Maryland v. King: Are suspiconless DNA searches permissible for crime solving or suspect identification? (Probably, both).
I’m thrilled to be guest-blogging at Concurring Opinions just in time for Maryland v. King, the Supreme Court’s decision today on the constitutionality of DNA testing. The Court held (5-4) that the police’s collection (and testing) of King’s DNA after his arrest for a violent crime, and pursuant to Maryland’s public safety statute, was a reasonable search under the Fourth Amendment.
Though the case’s up/down holding is straightforward enough, the majority’s rationale is not. Read in a vacuum, the majority opinion reads as a full-throated legal and policy defense of the government’s use of DNA to verify a suspect’s identification at various stages following a lawful arrest.
But this case—and indeed, the Maryland statute at issue—was not merely about the use of DNA testing for a routine purpose ancillary to police investigations, such as verifying a suspect’s identification. It was, instead, also about the use of suspicionless DNA searches as part of the police’s quintessential activity: investigating and solving crimes. And that is precisely the conduct which the majority’s opinion authorizes. (Do read Justice Scalia’s dissent, which argues this point persuasively).

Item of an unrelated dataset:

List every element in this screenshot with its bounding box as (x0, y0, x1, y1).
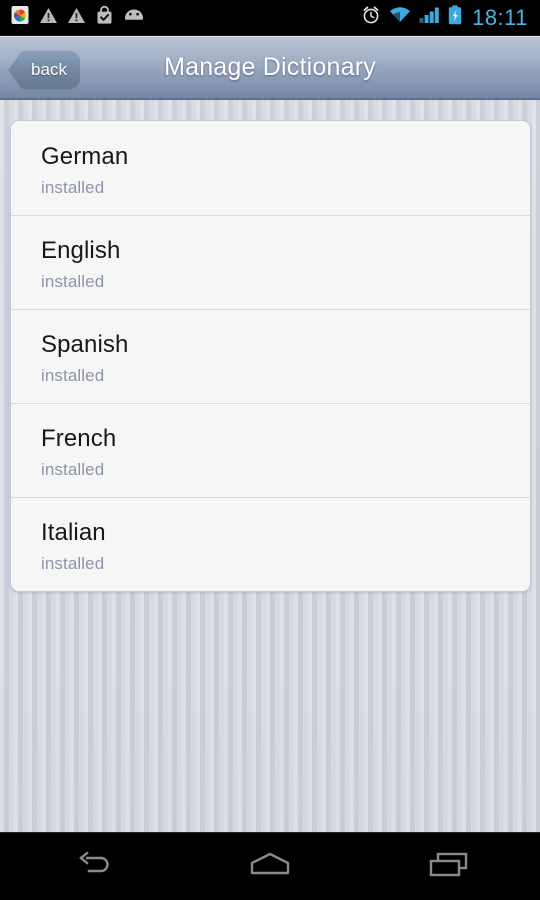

In that vein, here’s what I take to be the majority’s honest holding: the government can engage in suspicionless and warrantless DNA searches of a suspect, including for investigating and solving crimes, in at least one context—when the subject of the search is lawfully arrested for a serious, even if unrelated, offense; and the search is performed as part of a routine, bounded, post-arrest procedure.
The police’s legitimate need to verify an arrestee’s identity, which takes up most of the majority opinion, is weak justification for this exception to the individualized suspicion and warrant requirements. The more plausible arguments supporting the majority’s holding are, instead, to be found (one might argue, buried) in Part V of the opinion: Suspicionless DNA searches are permissible in this context because persons lawfully arrested for violent crimes have diminished privacy rights, and DNA swabbing and testing within the bounds of the Maryland statute is (the Court says) relatively unintrusive in light of those diminished rights. (The Court calls these the “circumstances” of “diminished expectations of privacy [and] minimal intrusions,” citing McArthur, 531 U. S., at 330).
The Court’s decision in King is important and will have potentially far-ranging effects on how police conduct investigations. Even assuming the Court reached the right result (a question I haven’t addressed in this post), the case’s key question merited a more direct and forthright discussion than the majority opinion provides. For this reason alone, the majority invited, indeed, deserved, every quip and jab in Justice Scalia’s dissent.
The case raises some (but perhaps not so many) interesting doctrinal questions, which I’ll explore in a later post.